In the ExperimentResultPublisher class, I have added the code below.

public class ExperimentResultPublisher : IResultPublisher, IExperimentResultsGetter
{
  public LastResults LastResults { get; private set; }
  public OverallResults OverallResults { get; } = new OverallResults();

  public Task Publish<T, TClean>(Result<T, TClean> result)
  {
    if (result.ExperimentName == "fibonacci-implementation")
    {
      LastResults = new LastResults(! result.Mismatched, result.Control.Duration, result.Candidates.Single().Duration);
      OverallResults.Accumulate(LastResults);
    }

    return Task.CompletedTask;
  }
}

For all instances of the fibonacci-implementation experiment, I am saving the results of the last observation. Observation is the Scientist term for a single execution of the experiment. Once I have moved the results over to my own class LastResults, I am adding these last results to another class of my own OverallResults that calculated the minimum, maximum and average for each algorithm.
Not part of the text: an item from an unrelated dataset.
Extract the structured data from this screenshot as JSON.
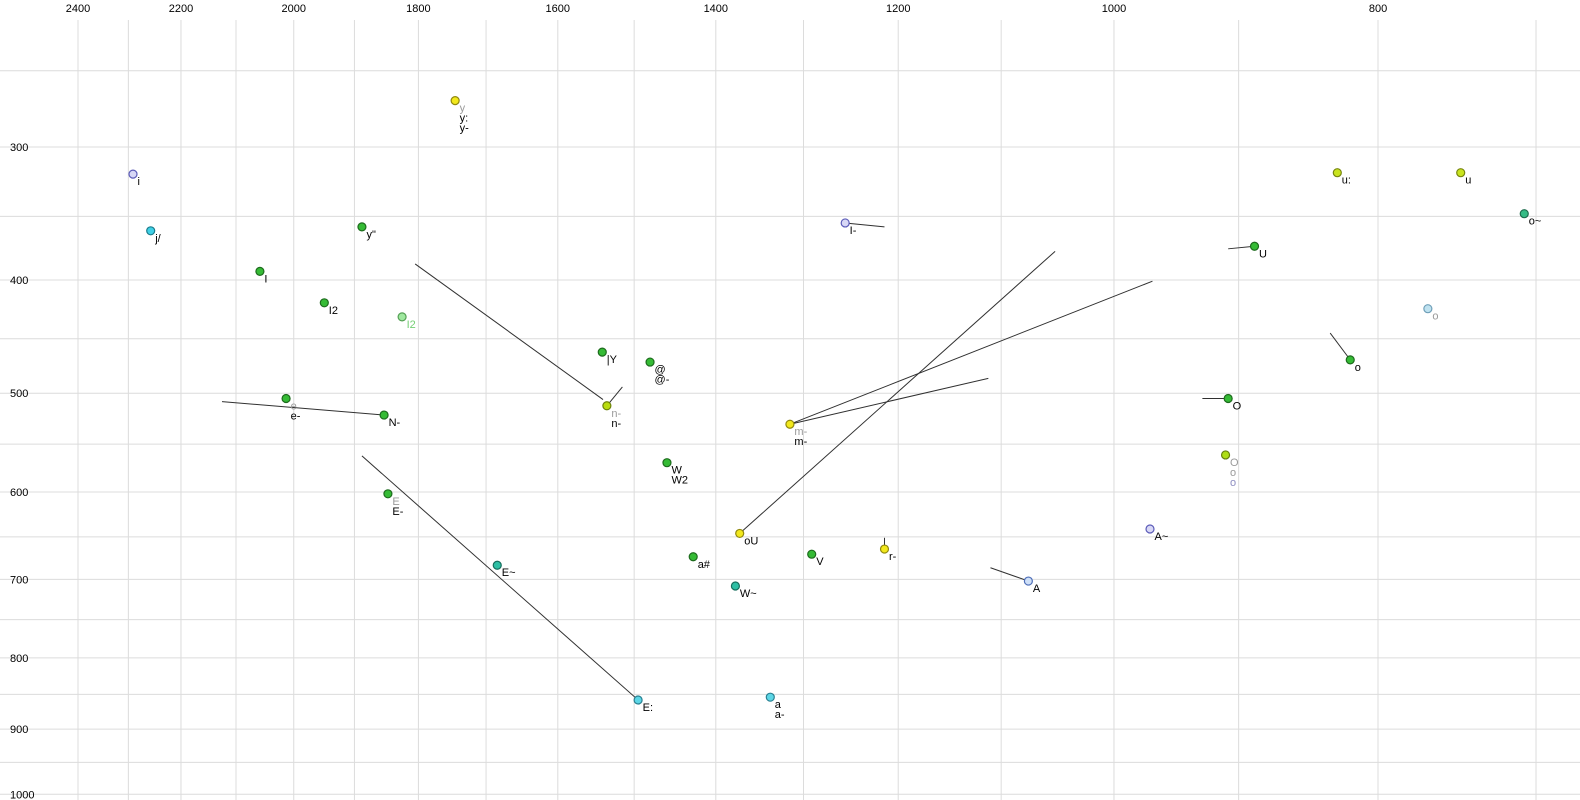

The LastResults and OverallResults properties are part of the IExperimentResultsGetter interface, which I later on inject in my Razor page.

Results

All of the above, combined with some HTML, will then gave me the following results after a number of experiments.

I hope you can see here how you can take this forward and extract more meaningful information from this type of experimentation. One thing that I would highly recommend is finding all observations where the existing and new implementation do not match and logging a critical error from your application.

Just imagine how you can have your users iterate and verify all your test cases, without them ever knowing.